The American Trucking Associations (ATA) applauds US Senate Agriculture Committee Chairwoman Blanche Lincoln (D-AR) for introducing a strong derivatives market reform bill to curb excessive commodity speculation while protecting the ability of the trucking industry to hedge its exposure to increased fuel prices. The legislation could be attached to the Financial Reform Legislation.
This bill is a major step toward preventing another energy bubble like the one witnessed during summer 2008. Lack of transparency for derivatives markets and exemptions for speculators, derivatives dealers, and other financial players have made it difficult for the Commodity Futures Trading Commission (CFTC) to effectively regulate and oversee commodity markets, which determine the price for crude oil, gasoline, and home heating fuels.
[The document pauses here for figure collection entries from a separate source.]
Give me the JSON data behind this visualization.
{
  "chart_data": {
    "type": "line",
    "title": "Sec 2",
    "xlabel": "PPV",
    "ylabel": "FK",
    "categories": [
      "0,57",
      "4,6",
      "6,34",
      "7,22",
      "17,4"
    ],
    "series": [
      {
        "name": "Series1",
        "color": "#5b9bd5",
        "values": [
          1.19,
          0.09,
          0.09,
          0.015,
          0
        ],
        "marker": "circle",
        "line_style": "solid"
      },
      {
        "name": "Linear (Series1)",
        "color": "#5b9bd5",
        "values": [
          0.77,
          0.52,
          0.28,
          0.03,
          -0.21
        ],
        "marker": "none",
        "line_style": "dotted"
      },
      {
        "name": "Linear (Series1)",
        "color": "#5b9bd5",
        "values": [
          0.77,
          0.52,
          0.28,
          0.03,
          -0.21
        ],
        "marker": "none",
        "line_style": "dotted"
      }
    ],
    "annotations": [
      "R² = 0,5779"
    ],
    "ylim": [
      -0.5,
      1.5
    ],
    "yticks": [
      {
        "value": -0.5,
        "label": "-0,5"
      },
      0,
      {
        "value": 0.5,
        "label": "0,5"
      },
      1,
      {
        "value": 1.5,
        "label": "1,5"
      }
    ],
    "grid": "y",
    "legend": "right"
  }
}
Lincoln’s legislation includes mandatory clearing and trading requirements and real-time reporting of derivatives trades that will close existing loopholes in the energy futures markets. The draft legislation reins in financial players, like hedge funds and insurance companies, that speculate in energy derivatives by creating centralized clearing and aggregate position limits, while leaving an exemption from clearing and exchange trading requirements for legitimate commercial hedgers like trucking companies, petroleum marketers, utilities, airlines, and farmers.
A one-cent increase in the average price of diesel costs the trucking industry an additional $340 million a year in fuel expenses. Fleets spent $146 billion on fuel in 2008, a $32 billion increase from 2007, and more than double the amount spent in 2004.